If the idea of snuggling up to a stack of submissions sounds like the most romantic way to spend your evening with the one you love, then you can pretty much imagine the lives of Genevieve Kersten and Eric Andrew Newman, editors of the newest online venue for poetry and flash fiction: Okay Donkey.
Publishing one new poem every Wednesday and one new flash fiction every Friday, Okay Donkey readers can enjoy a mix the eclectic and weird, as Kersten says. “We also strive to include diverse voices in our magazine, whether it's writers looking for their first publication, self-taught writers without an MFA, queer writers, or POC writers.”
Some of this openness stems from the editors’ own backgrounds. Poetry Editor Genevieve Kersten has a B.A. in Studies in Cinema and Media Culture from University of Minnesota-Twin Cities and an M.A. from North Park Theological Seminary in Chicago. Flash Fiction Editor Eric Andrew Newman has a B.A. in English from University of San Diego with an emphasis in Creative Writing and an M.S. in Library Science from Dominican University.
Kersten explains their motivation to start a lit mag: “We’re both writers ourselves, and we've always loved to engage in the literary community as readers and supporters of lit mags. We've been on literary Twitter for a while now and love interacting with other writers and lit mags. Starting our own lit mag just seemed like the next step in the natural progression of our literary journey.”
Since starting the publication, Kersten comments and the ups and downs: “They’re really the same thing. We get so many amazing submissions and can only publish a few on the site. Since it's just the two of us, sometimes the sheer amount of submissions we get can overwhelm us, but there really is nothing more exciting than finding a true gem from a writer we haven't heard of in the inbox.”
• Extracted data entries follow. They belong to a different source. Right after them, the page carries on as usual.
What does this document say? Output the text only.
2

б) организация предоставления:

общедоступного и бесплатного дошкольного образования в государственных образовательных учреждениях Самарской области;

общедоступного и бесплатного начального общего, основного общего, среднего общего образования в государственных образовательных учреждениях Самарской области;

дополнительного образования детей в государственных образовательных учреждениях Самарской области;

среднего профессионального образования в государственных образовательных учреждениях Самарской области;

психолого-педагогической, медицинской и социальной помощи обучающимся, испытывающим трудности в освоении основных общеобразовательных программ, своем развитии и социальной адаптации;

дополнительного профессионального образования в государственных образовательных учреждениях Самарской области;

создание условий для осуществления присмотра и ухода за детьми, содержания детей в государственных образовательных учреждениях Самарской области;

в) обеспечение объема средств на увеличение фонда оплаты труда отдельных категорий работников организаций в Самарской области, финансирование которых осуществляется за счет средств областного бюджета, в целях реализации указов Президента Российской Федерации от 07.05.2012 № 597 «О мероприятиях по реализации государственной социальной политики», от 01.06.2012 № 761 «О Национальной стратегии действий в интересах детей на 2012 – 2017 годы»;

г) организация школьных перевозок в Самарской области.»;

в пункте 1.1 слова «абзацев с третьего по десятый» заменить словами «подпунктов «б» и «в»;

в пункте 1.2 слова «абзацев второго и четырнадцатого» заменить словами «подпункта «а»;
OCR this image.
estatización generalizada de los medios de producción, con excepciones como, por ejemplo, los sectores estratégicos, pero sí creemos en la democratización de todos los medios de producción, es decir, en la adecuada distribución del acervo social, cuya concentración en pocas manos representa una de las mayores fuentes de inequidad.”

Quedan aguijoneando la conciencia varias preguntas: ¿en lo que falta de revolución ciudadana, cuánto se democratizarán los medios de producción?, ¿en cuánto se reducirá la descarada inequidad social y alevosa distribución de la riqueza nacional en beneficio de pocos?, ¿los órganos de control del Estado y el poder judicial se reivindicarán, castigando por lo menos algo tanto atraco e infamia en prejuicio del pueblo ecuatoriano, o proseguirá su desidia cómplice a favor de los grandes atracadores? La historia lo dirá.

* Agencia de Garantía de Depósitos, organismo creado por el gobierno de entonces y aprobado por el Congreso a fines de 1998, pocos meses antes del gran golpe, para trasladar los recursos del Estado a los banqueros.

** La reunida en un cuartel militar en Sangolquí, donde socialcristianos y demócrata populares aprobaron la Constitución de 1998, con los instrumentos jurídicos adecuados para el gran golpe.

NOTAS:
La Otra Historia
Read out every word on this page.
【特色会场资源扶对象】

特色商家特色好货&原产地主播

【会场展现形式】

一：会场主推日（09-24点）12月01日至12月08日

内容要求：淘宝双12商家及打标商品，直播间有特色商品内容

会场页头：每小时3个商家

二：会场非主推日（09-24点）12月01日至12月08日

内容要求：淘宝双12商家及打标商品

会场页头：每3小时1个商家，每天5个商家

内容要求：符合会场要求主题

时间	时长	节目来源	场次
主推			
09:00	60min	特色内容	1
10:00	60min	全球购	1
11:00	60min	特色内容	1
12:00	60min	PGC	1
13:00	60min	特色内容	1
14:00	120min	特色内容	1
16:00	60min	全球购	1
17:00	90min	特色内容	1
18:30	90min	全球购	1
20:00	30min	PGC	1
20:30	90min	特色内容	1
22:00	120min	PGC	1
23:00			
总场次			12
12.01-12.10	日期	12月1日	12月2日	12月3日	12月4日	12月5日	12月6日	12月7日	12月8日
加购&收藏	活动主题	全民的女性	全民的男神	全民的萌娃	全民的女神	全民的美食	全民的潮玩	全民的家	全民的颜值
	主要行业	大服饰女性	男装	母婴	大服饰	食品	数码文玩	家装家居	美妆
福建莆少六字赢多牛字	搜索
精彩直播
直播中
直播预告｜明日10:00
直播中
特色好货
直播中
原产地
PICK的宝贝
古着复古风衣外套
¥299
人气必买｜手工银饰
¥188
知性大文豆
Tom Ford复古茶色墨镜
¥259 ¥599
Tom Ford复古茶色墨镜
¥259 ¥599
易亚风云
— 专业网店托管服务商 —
The editorial process, and the site itself, Kersten explains as “low-fi”: “We’re partners in life, as well as at the magazine, so most of the work gets done at home in the evenings and on weekends. Since it's just the two of us, each editor gives every submission in their genre the first read. If they really like a piece, they'll hand it off to the other editor. Then we decide which pieces to publish. We don't always agree and ultimately each of us has autonomy over our own genre. We prioritize a quick turnaround time.”
In recognizing some of the contributors to the publication, Kersten wanted to give a special shout out to friends who entrusted the editors with their work early on in the process, “when Okay Donkey was just an idea and not yet a full-fledged magazine. They didn't know what it was about or if it would be any good but were still willing to hand over their best stuff. This is Michael Alessi, Chelsea Harris and Dan Sanders for flash fiction, and Ted Mico, Erin Rice and Brian Dau for poetry. Without their excellent work, we don't know if our launch would have been as successful as it was.”
As that success continues, Kersten says they’re looking to organize an Okay Donkey reading in Los Angeles, and possibly Chicago (“our long-time home”) as well as an annual Okay Donkey Flash Fiction Contest and Okay Donkey Poetry Contest. This may take a bit more tech and financial resources, but Kersten adds, “We want our writers to know that we strongly believe in the accessibility of submitting to literary magazines, so even though we might start a tip jar submission system in the future, or charge a small fee for contest entries, we'll always have free submission options available.”
As for the name – one of our core questions with new lit mags is getting to that etymology – Kersten reveals, “It's really too stupid and embarrassing to mention. If we ever meet some of our readers in person, maybe we'll tell them the story over drinks sometime.” I’m looking forward to having that drink with you! In the meantime, we can all enjoy reading Okay Donkey.